We are nowhere and it‘s now…
Veränderungen sind merkwürdig, und sie passieren, ohne dass wir wirklich eingreifen können. Mit uns selbst und mit anderen.
Ich habe mir an meinem 20. Geburstag den Nagel meines linken Zeigefingers ausgerissen. Also, nicht ganz, aber ein grosses Stück, und es schmerzt noch immer. Auch Narbenbildung ist eine Form von Veränderung.

Ich habe noch nicht wirklich viel Zeit gehabt, über meinen Geburstag und das Älterwerden an sich nachzudenken.
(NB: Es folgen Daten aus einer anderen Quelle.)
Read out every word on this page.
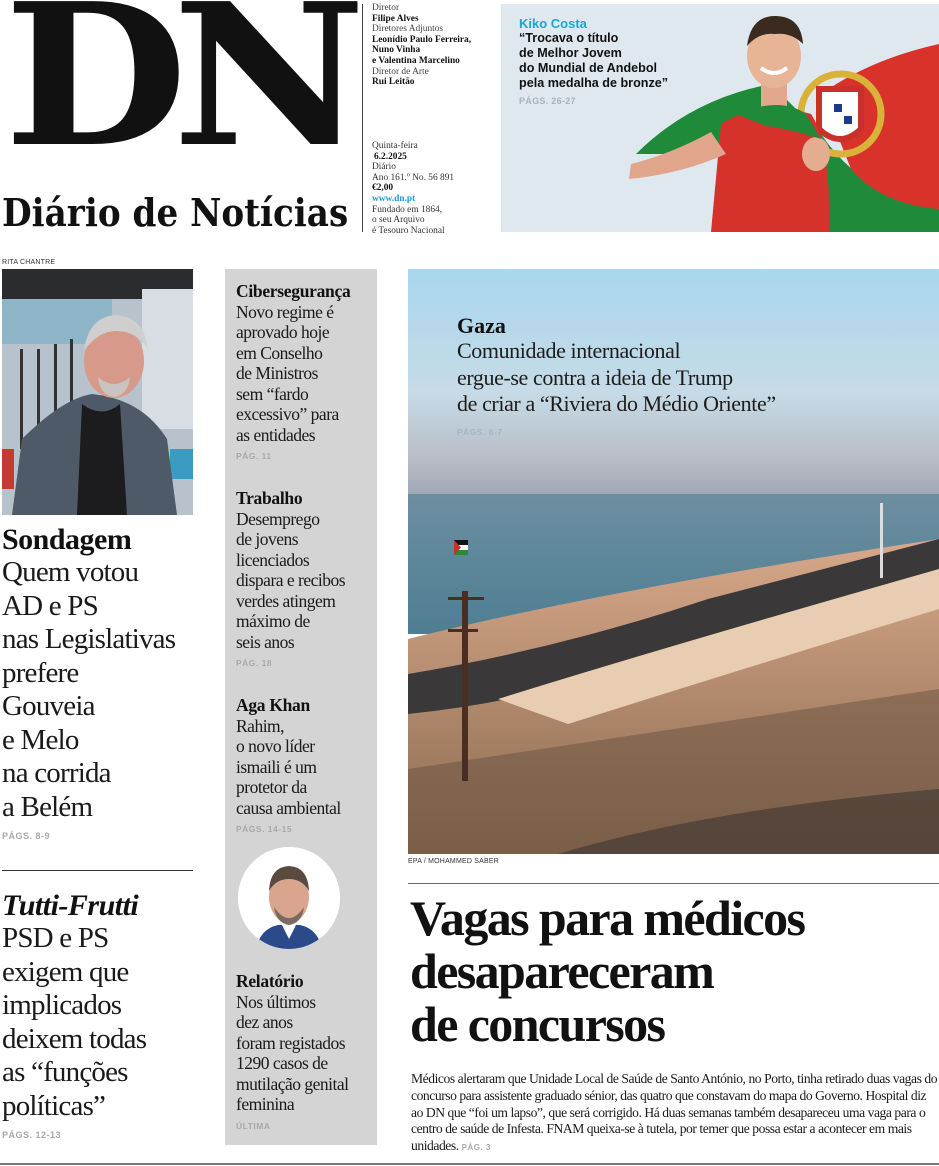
DN
Diário de Notícias
Diretor
Filipe Alves
Diretores Adjuntos
Leonídio Paulo Ferreira,
Nuno Vinha
e Valentina Marcelino
Diretor de Arte
Rui Leitão
Quinta-feira
6.2.2025
Diário
Ano 161.º No. 56 891
€2,00
www.dn.pt
Fundado em 1864,
o seu Arquivo
é Tesouro Nacional
Kiko Costa
“Trocava o título
de Melhor Jovem
do Mundial de Andebol
pela medalha de bronze”
PÁGS. 26-27
RITA CHANTRE
Sondagem
Quem votou
AD e PS
nas Legislativas
prefere
Gouveia
e Melo
na corrida
a Belém
PÁGS. 8-9
Tutti-Frutti
PSD e PS
exigem que
implicados
deixem todas
as “funções
políticas”
PÁGS. 12-13
Cibersegurança
Novo regime é
aprovado hoje
em Conselho
de Ministros
sem “fardo
excessivo” para
as entidades
PÁG. 11
Trabalho
Desemprego
de jovens
licenciados
dispara e recibos
verdes atingem
máximo de
seis anos
PÁG. 18
Aga Khan
Rahim,
o novo líder
ismaili é um
protetor da
causa ambiental
PÁGS. 14-15
Relatório
Nos últimos
dez anos
foram registados
1290 casos de
mutilação genital
feminina
ÚLTIMA
Gaza
Comunidade internacional
ergue-se contra a ideia de Trump
de criar a “Riviera do Médio Oriente”
PÁGS. 6-7
EPA / MOHAMMED SABER
Vagas para médicos
desapareceram
de concursos
Médicos alertaram que Unidade Local de Saúde de Santo António, no Porto, tinha retirado duas vagas do concurso para assistente graduado sénior, das quatro que constavam do mapa do Governo. Hospital diz ao DN que “foi um lapso”, que será corrigido. Há duas semanas também desapareceu uma vaga para o centro de saúde de Infesta. FNAM queixa-se à tutela, por temer que possa estar a acontecer em mais unidades. PÁG. 3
Bisher habe ich bloss darüber nachgedacht, dass ich nicht darüber nachgedacht habe, aber irgendwo tief in mir weiss ich, dass da einige Fragen und Gedanken sind, die unter der Oberfläche brodeln. Aber jetzt ist nicht die Zeit, um darüber nachzudenken. Ich bin umgeben von Menschen, ich bin voll von Tatendrang, ich bin beinahe ohne Libido, ich bin in Kopenhagen. Und vor dem Einschlafen lese ich ein paar Seiten in Naked Lunch, was mir so viele merkwürdige Träume verschafft, dass ich überhaupt nicht mehr träume.
Wir sind mit dem Zug über das Meer gefahren, und es war nicht einmal aufregend.
(Wir haben übrigens strahlend blauen Himmel hier in Kopenhagen. Wer hätte das gedacht?)

Geträumt

Ich habe diese Nacht wieder merkwürdige Dinge geträumt. Dabei ist überhaupt nicht Vollmond, oder? Wir befinden uns momentan im »letzten Viertel«, das nicht gerade bekannt ist für seine Wirkung auf den Menschen. Überhaupt mag ich den Gedanken nicht, dass ein Klumpen aus stinkendem Gestein meine Träume beeinflussen soll.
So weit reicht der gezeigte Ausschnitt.